You might have come to think it is an exaggeration to suggest that those now in power in France could build a wall, but one ought to consider the words of some of their politicians, as quote in the Telegraph:
“Socialist MP Yann Galut called for the actor to be “stripped of his nationality” if he failed to pay his dues in his mother country, saying the law should be changed to enable such a punishment.”
The idea that a politician is seeking to punish people in this way is not a novelty, but it isn’t lost on most conservatives that the underlying meaning is purely tyrannical. Meanwhile, another government official had this to say:
“Benoît Hamon, the consumption minister, said the move amounted to giving France “the finger” and was “anti-patriotic”.”

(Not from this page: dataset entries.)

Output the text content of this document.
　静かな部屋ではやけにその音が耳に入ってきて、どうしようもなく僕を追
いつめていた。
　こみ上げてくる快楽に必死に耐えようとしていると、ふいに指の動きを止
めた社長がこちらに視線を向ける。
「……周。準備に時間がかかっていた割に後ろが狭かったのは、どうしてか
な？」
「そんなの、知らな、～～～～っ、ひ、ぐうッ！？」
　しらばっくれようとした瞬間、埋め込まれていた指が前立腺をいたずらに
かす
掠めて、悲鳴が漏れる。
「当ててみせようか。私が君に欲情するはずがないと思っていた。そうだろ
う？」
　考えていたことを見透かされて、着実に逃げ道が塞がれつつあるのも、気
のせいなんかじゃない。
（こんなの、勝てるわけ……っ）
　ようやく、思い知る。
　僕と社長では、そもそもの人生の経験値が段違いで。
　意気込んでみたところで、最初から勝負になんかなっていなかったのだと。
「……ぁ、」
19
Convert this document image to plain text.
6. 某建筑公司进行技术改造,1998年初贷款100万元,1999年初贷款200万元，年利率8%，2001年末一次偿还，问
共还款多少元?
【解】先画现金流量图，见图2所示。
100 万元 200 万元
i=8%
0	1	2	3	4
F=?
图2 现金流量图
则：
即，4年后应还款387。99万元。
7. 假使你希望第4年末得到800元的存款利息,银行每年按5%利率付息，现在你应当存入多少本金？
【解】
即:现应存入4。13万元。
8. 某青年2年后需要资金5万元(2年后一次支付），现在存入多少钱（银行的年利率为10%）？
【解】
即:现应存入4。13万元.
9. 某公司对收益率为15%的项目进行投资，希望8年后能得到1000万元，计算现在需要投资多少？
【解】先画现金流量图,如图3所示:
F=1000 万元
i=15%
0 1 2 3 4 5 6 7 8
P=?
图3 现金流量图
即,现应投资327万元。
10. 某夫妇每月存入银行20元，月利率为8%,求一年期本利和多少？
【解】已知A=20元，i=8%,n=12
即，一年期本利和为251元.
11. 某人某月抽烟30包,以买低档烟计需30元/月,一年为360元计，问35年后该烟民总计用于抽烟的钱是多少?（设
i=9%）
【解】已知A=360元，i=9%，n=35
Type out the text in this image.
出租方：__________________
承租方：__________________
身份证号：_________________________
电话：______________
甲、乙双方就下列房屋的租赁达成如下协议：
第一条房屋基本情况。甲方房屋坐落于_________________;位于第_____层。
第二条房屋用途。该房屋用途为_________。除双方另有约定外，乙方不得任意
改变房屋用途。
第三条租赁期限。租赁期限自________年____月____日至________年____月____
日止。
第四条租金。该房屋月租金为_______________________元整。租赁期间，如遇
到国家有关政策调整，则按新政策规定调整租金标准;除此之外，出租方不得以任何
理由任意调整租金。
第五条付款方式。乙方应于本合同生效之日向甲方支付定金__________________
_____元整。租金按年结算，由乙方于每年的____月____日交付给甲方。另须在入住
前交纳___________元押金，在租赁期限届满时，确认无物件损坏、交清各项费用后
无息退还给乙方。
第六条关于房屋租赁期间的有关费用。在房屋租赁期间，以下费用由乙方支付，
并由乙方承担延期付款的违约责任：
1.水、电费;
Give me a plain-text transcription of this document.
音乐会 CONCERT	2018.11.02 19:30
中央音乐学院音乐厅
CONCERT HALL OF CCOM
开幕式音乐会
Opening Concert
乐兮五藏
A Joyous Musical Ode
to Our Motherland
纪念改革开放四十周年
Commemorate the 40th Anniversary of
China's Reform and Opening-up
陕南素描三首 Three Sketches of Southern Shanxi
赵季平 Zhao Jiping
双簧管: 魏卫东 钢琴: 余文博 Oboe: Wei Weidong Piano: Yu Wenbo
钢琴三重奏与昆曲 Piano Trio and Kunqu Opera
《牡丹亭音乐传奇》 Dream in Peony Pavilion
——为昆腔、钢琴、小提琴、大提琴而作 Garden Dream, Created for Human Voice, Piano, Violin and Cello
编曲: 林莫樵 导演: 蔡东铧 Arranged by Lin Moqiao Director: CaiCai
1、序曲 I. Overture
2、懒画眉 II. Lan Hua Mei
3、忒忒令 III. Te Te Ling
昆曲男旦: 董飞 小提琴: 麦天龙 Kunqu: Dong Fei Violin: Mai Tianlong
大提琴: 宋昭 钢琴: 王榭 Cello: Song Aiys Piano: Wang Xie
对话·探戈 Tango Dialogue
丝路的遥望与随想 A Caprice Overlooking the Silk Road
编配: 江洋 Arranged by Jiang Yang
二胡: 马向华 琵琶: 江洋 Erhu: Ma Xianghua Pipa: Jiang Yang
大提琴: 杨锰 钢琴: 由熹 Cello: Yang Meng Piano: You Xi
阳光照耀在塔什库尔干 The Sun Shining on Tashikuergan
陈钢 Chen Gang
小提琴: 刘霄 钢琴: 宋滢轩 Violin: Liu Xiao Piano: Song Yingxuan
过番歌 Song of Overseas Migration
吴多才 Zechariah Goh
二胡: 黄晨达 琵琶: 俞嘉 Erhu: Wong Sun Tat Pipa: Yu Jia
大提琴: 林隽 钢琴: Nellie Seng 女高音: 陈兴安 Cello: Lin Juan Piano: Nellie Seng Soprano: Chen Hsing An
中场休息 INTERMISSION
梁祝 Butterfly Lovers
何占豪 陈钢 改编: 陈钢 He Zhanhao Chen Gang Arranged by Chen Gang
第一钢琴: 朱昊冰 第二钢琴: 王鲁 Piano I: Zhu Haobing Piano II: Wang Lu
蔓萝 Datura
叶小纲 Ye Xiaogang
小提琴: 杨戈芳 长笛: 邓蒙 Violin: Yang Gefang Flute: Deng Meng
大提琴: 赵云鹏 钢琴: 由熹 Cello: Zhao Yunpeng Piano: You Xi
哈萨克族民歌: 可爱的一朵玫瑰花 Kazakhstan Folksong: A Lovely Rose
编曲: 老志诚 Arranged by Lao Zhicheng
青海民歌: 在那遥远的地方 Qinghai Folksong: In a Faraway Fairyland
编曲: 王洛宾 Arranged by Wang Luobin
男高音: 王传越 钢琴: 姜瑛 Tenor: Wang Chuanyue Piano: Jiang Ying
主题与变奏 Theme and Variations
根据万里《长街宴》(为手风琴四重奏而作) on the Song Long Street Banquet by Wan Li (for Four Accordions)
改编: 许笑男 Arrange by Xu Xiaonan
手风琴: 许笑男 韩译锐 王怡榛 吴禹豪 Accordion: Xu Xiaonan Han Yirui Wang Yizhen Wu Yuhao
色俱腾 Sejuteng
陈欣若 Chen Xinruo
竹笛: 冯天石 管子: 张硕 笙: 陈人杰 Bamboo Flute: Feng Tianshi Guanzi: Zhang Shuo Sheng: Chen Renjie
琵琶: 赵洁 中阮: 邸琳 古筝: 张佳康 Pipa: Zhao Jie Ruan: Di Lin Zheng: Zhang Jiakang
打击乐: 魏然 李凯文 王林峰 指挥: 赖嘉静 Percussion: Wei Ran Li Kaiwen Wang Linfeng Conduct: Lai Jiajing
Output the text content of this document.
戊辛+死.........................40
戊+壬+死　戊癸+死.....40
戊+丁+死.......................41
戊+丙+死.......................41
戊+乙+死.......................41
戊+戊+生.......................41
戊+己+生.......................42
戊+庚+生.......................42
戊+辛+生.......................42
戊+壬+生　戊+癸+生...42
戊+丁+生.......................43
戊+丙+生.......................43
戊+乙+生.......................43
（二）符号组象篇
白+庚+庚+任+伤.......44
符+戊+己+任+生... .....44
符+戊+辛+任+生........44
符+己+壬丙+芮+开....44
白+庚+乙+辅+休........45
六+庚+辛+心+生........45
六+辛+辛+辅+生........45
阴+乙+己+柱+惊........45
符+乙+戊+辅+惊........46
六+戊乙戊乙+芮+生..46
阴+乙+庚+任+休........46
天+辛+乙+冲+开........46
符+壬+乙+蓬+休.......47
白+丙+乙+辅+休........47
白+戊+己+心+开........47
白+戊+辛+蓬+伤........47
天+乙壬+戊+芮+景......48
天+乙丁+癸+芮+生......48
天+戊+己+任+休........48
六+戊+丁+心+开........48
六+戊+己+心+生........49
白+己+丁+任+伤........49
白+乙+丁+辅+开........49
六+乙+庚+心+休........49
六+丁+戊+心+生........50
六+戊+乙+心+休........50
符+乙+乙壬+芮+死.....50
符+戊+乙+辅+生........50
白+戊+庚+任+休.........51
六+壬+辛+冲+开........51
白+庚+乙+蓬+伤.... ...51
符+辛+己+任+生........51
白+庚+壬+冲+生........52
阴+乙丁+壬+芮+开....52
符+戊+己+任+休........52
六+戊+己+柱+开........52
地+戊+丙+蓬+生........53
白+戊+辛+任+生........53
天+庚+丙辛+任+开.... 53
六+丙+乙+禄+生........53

Setting aside the fact of this man’s preposterous title, one must wonder at the sheer idiocy of a country that revels in revolution but cannot rise even to defend its own borders. Being partly of French heritage, I can’t but imagine that my ancestors who came to North America sought the freedoms their countrymen now forsake, and I am mightily grateful that they saw fit to do so, but I am simultaneously disgusted at the fact that so many of their descendants now seem willing to forsake liberty here. Communism isn’t dead after all, but tempting us to believe it permitted them to make inroads, and I don’t know if they can be stopped.
With darkness and depression enveloping the globe, it is time to remember the wall between East and West, because we may yet see its resurrection on a global scale. It’s also time to reconsider whether we should have let so much of the wall be destroyed. Demolishing it meant that the visible scar upon the face of civilization has been removed, and while the wall itself may have gone for a time, the mindset that had built it now thrives around the globe. If we are to dismantle communism again, it must not be its mere instruments that we remove, but its entire philosophical base. It must be placed and kept on ice like a virus stored as a hedge against the need to redevelop new vaccines in case of a new outbreak.